After dinner on those Friday nights many years ago, when others were eating her baked goods, my brothers and I would often forgo her handmade creations for other sweets. While she cleared the table and did the dishes, we walked across the street to the nearby shopping plaza for ice cream. What an affront to her baking skills. And to add to the insult, it was not even good ice cream; it was Baskin Robbins. Today I can’t imagine skipping Jeanette’s perfect, homemade desserts for anything, let alone low-quality ice cream. But we were kids.

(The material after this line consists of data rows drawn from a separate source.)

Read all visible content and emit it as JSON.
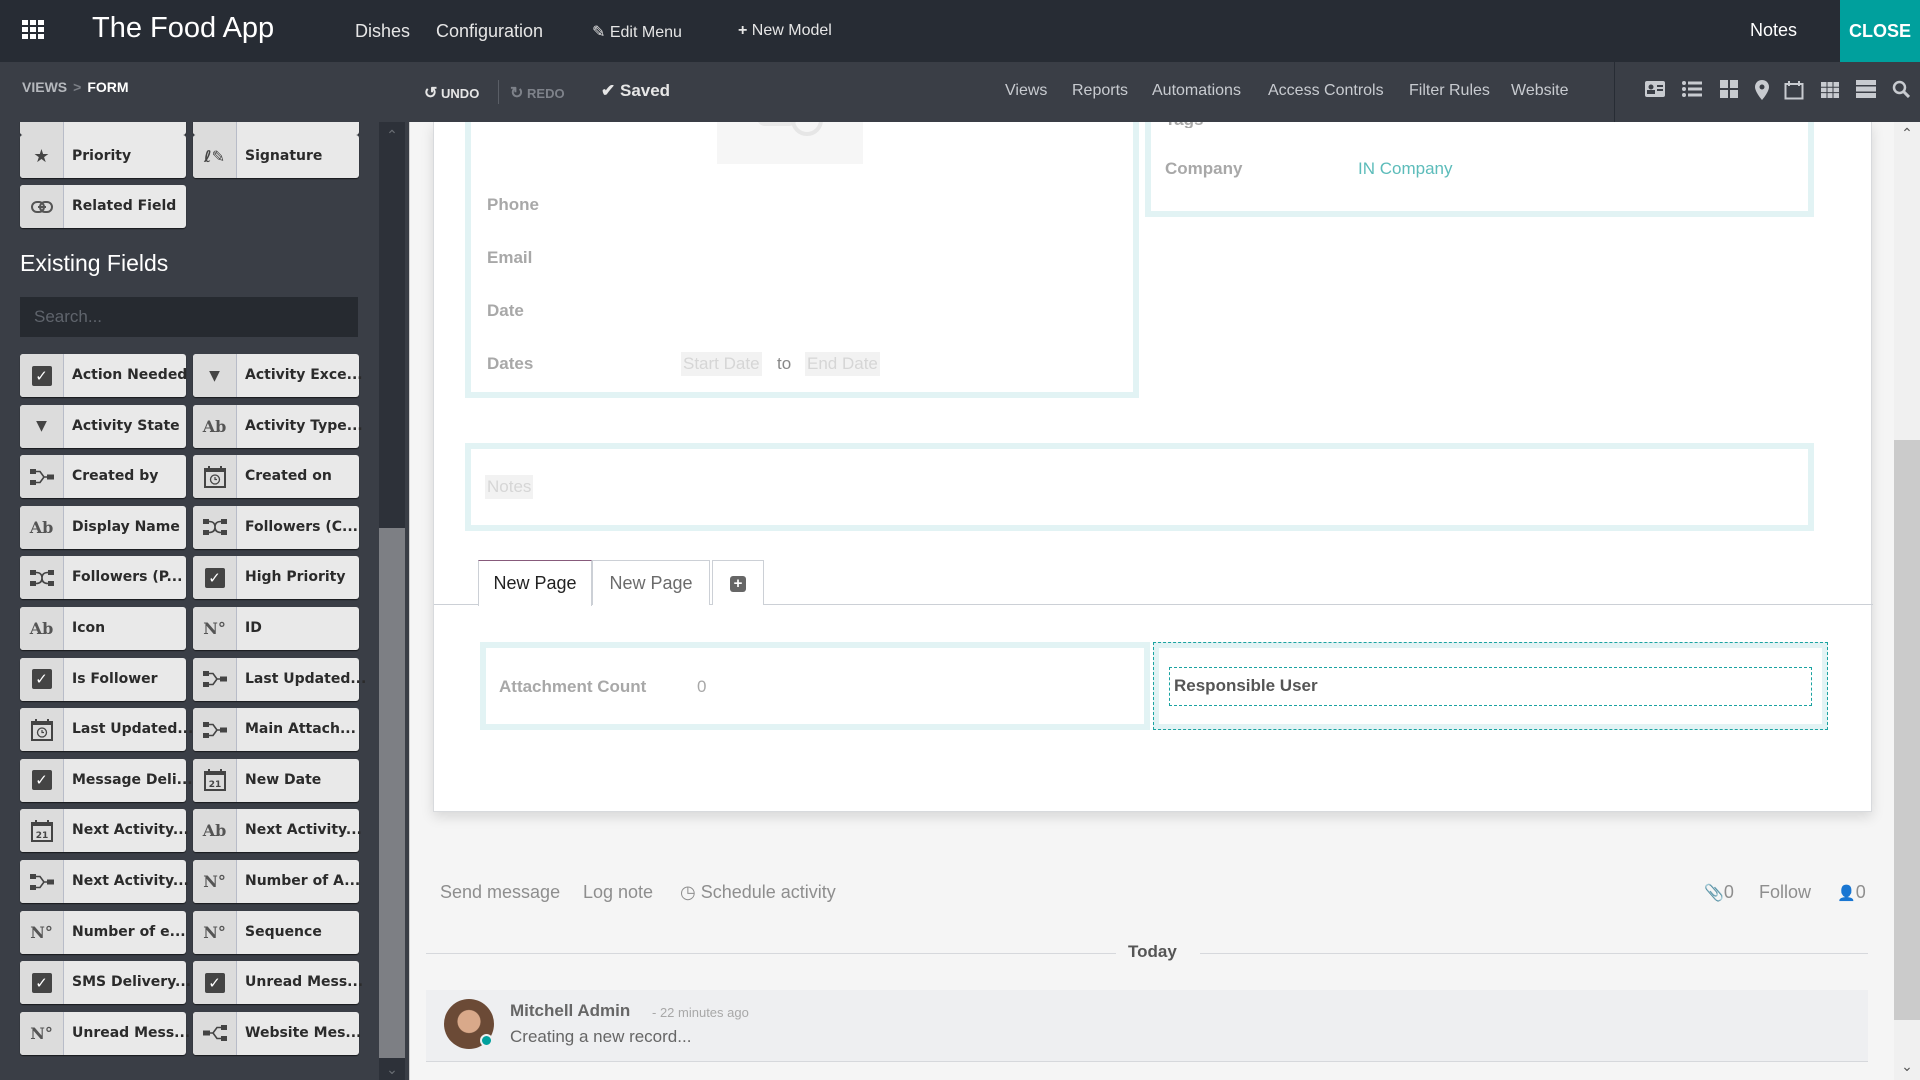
{
  "topbar": {
    "app_title": "The Food App",
    "menus": [
      "Dishes",
      "Configuration"
    ],
    "edit_menu": "Edit Menu",
    "new_model": "New Model",
    "notes": "Notes",
    "close": "CLOSE",
    "accent_color": "#00a09d"
  },
  "subbar": {
    "breadcrumb": [
      "VIEWS",
      "FORM"
    ],
    "breadcrumb_sep": ">",
    "undo": "UNDO",
    "redo": "REDO",
    "saved": "Saved",
    "menus": [
      "Views",
      "Reports",
      "Automations",
      "Access Controls",
      "Filter Rules",
      "Website"
    ],
    "view_icons": [
      "form-view-icon",
      "list-view-icon",
      "kanban-view-icon",
      "map-view-icon",
      "calendar-view-icon",
      "pivot-view-icon",
      "graph-view-icon",
      "search-view-icon"
    ]
  },
  "sidebar": {
    "new_fields": [
      {
        "label": "Priority",
        "icon": "star-icon"
      },
      {
        "label": "Signature",
        "icon": "signature-icon"
      },
      {
        "label": "Related Field",
        "icon": "link-icon"
      }
    ],
    "existing_title": "Existing Fields",
    "search_placeholder": "Search...",
    "existing_fields": [
      {
        "label": "Action Needed",
        "icon": "checkbox"
      },
      {
        "label": "Activity Exce...",
        "icon": "selection"
      },
      {
        "label": "Activity State",
        "icon": "selection"
      },
      {
        "label": "Activity Type...",
        "icon": "char"
      },
      {
        "label": "Created by",
        "icon": "many2one"
      },
      {
        "label": "Created on",
        "icon": "datetime"
      },
      {
        "label": "Display Name",
        "icon": "char"
      },
      {
        "label": "Followers (C...",
        "icon": "many2many"
      },
      {
        "label": "Followers (P...",
        "icon": "many2many"
      },
      {
        "label": "High Priority",
        "icon": "checkbox"
      },
      {
        "label": "Icon",
        "icon": "char"
      },
      {
        "label": "ID",
        "icon": "integer"
      },
      {
        "label": "Is Follower",
        "icon": "checkbox"
      },
      {
        "label": "Last Updated...",
        "icon": "many2one"
      },
      {
        "label": "Last Updated...",
        "icon": "datetime"
      },
      {
        "label": "Main Attach...",
        "icon": "many2one"
      },
      {
        "label": "Message Deli...",
        "icon": "checkbox"
      },
      {
        "label": "New Date",
        "icon": "date"
      },
      {
        "label": "Next Activity...",
        "icon": "date"
      },
      {
        "label": "Next Activity...",
        "icon": "char"
      },
      {
        "label": "Next Activity...",
        "icon": "many2one"
      },
      {
        "label": "Number of A...",
        "icon": "integer"
      },
      {
        "label": "Number of e...",
        "icon": "integer"
      },
      {
        "label": "Sequence",
        "icon": "integer"
      },
      {
        "label": "SMS Delivery...",
        "icon": "checkbox"
      },
      {
        "label": "Unread Mess...",
        "icon": "checkbox"
      },
      {
        "label": "Unread Mess...",
        "icon": "integer"
      },
      {
        "label": "Website Mes...",
        "icon": "one2many"
      }
    ]
  },
  "form": {
    "left_fields": [
      {
        "label": "Phone",
        "value": ""
      },
      {
        "label": "Email",
        "value": ""
      },
      {
        "label": "Date",
        "value": ""
      },
      {
        "label": "Dates",
        "value": ""
      }
    ],
    "start_date_placeholder": "Start Date",
    "date_range_sep": "to",
    "end_date_placeholder": "End Date",
    "company_label": "Company",
    "company_value": "IN Company",
    "notes_placeholder": "Notes",
    "tabs": [
      {
        "label": "New Page",
        "active": true
      },
      {
        "label": "New Page",
        "active": false
      }
    ],
    "attachment_count_label": "Attachment Count",
    "attachment_count_value": "0",
    "responsible_user_label": "Responsible User"
  },
  "chatter": {
    "send_message": "Send message",
    "log_note": "Log note",
    "schedule_activity": "Schedule activity",
    "attachments_count": "0",
    "follow": "Follow",
    "followers_count": "0",
    "date_separator": "Today",
    "messages": [
      {
        "author": "Mitchell Admin",
        "time": "- 22 minutes ago",
        "body": "Creating a new record..."
      }
    ]
  }
}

To make it worse, I got an unthinkable flavor that only a child could love – pink bubblegum. Shockingly pink in color with pink Chicklets imbedded within, I was so happy. I’d push the pieces of gum further down into the cone with my tongue, a chewy reward for when I was done. I assume my rationale was that I got two treats for the price of one; ice cream for dessert and then a wad of chewing gum to savor for the rest of the evening (or at least 5 minutes before its flavor ran out). I don’t know how Baskin Robbins pink bubblegum ice cream beat out Jeanette’s desserts, but as a kid there was no competition.

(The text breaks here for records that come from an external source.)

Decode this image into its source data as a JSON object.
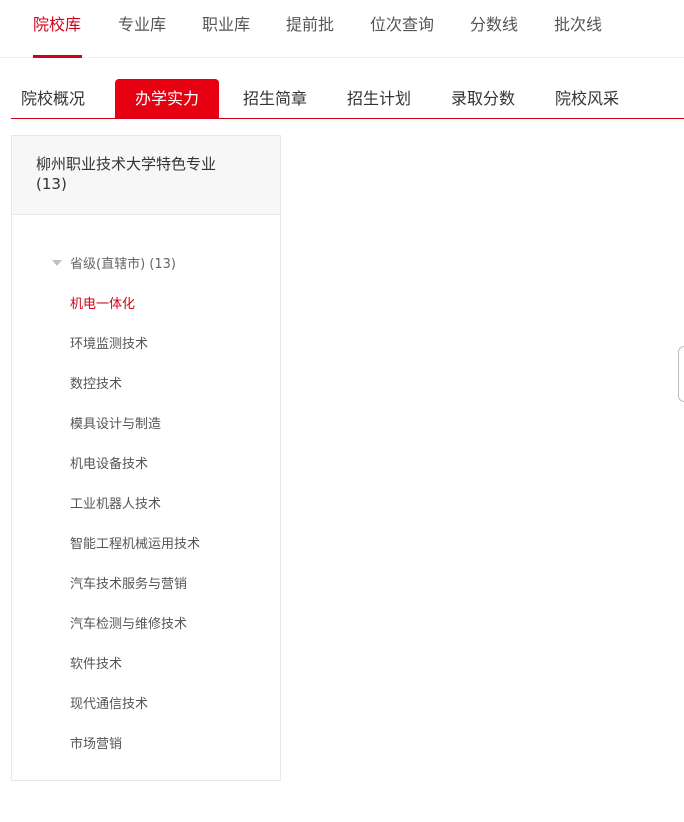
{
  "top_nav": {
    "items": [
      "院校库",
      "专业库",
      "职业库",
      "提前批",
      "位次查询",
      "分数线",
      "批次线"
    ],
    "active_index": 0
  },
  "tabs": {
    "items": [
      "院校概况",
      "办学实力",
      "招生简章",
      "招生计划",
      "录取分数",
      "院校风采"
    ],
    "active_index": 1
  },
  "panel": {
    "title": "柳州职业技术大学特色专业",
    "count": "(13)",
    "tree": {
      "root_label": "省级(直辖市) (13)",
      "majors": [
        "机电一体化",
        "环境监测技术",
        "数控技术",
        "模具设计与制造",
        "机电设备技术",
        "工业机器人技术",
        "智能工程机械运用技术",
        "汽车技术服务与营销",
        "汽车检测与维修技术",
        "软件技术",
        "现代通信技术",
        "市场营销"
      ],
      "active_index": 0
    }
  },
  "colors": {
    "accent": "#d0021b",
    "active_tab_bg": "#e60012"
  }
}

Our grandmother must have been so disappointed that we did not appreciate her baking prowess. I am not arguing that ice cream should be banned from the dessert menu, but bad ice cream in an unthinkable flavor has no place on the list at all, especially when a grandmother is serving you delicious fresh-baked treats. My palette has matured over the years. I am much more selective about the quality and flavors of ice cream that pass my lips. I no longer waste time on Baskin Robbins, and pink bubblegum wouldn’t be on my radar even if it still exists in their ice cream freezer today. And I would never pass up any of Jeanette’s tasty offerings.

 

s cookies
Copyright © Max Strieb 2024

 

Sarah’s S Cookies

These cookies are dry and crumbly (in a good way), somewhat like biscotti. With a scent of almond and orange, they are perfect with a cup of coffee or tea. As soon as I mentioned them to my wife Marci, she stated how much she loved them, even though I had never baked them. It turns out that she recalls a Stella D’oro brand cookie in a similar shape, with a slight anise flavor.

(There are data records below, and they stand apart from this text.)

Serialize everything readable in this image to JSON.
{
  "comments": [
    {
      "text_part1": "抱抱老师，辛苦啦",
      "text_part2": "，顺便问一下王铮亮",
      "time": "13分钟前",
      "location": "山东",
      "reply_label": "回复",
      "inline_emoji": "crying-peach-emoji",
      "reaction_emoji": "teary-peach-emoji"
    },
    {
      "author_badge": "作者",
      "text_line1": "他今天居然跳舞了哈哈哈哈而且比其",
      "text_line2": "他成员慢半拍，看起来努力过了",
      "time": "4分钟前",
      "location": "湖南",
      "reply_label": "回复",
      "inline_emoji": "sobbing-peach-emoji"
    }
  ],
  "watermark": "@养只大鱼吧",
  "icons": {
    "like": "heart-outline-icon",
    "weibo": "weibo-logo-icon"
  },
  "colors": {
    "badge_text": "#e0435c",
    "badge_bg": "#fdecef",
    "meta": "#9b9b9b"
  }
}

My grandmother had five separate index cards, each with the same recipe for S cookies in her recipe box. This leads me to believe that she loved them, and I assumed the recipe was from her mother. However, it turns out that it came from my father’s side of the family. His aunt was the Sarah of the recipe title, and apparently my father was a big fan. Perhaps that’s why my mother’s mother made them after his Aunt Sarah passed, to make my father happy.

 

makes about 2 dozen 2-inch cookies, about 40 minutes

 

1 cup vegetable oil

1 cup sugar

3 eggs, beaten

1 tsp. vanilla

½ tsp. almond extract

½ tsp. orange or lemon extract

½ tsp. salt

2 tsp. baking powder

2 Tbsp. poppy seeds

3½ cups all-purpose flour, more as needed

 

  1. Preheat oven to 350 oF.
  2. Combine oil, sugar, and eggs in a large bowl.
  3. Mix in vanilla, almond, and orange or lemon extracts, salt, baking powder, and poppy seeds.
  4. Stir in flour until well combined. Add additional flour a tablespoon at a time, if needed, until dough is about the consistency of Play-Doh.
  5. Break off a walnut-size ball and roll it into a 2½ in long snake, about the thickness of a finger. Shape it into an “s” and place it on a parchment or silicone mat-lined sheet pan. Continue with the rest of the dough, placing cookies just over a half inch apart on the sheet pan.
  6. Bake for 20 to 30 minutes, until the edges are just starting to turn golden. Transfer to a cooling rack until cool. Store in an air-tight container for up to a week.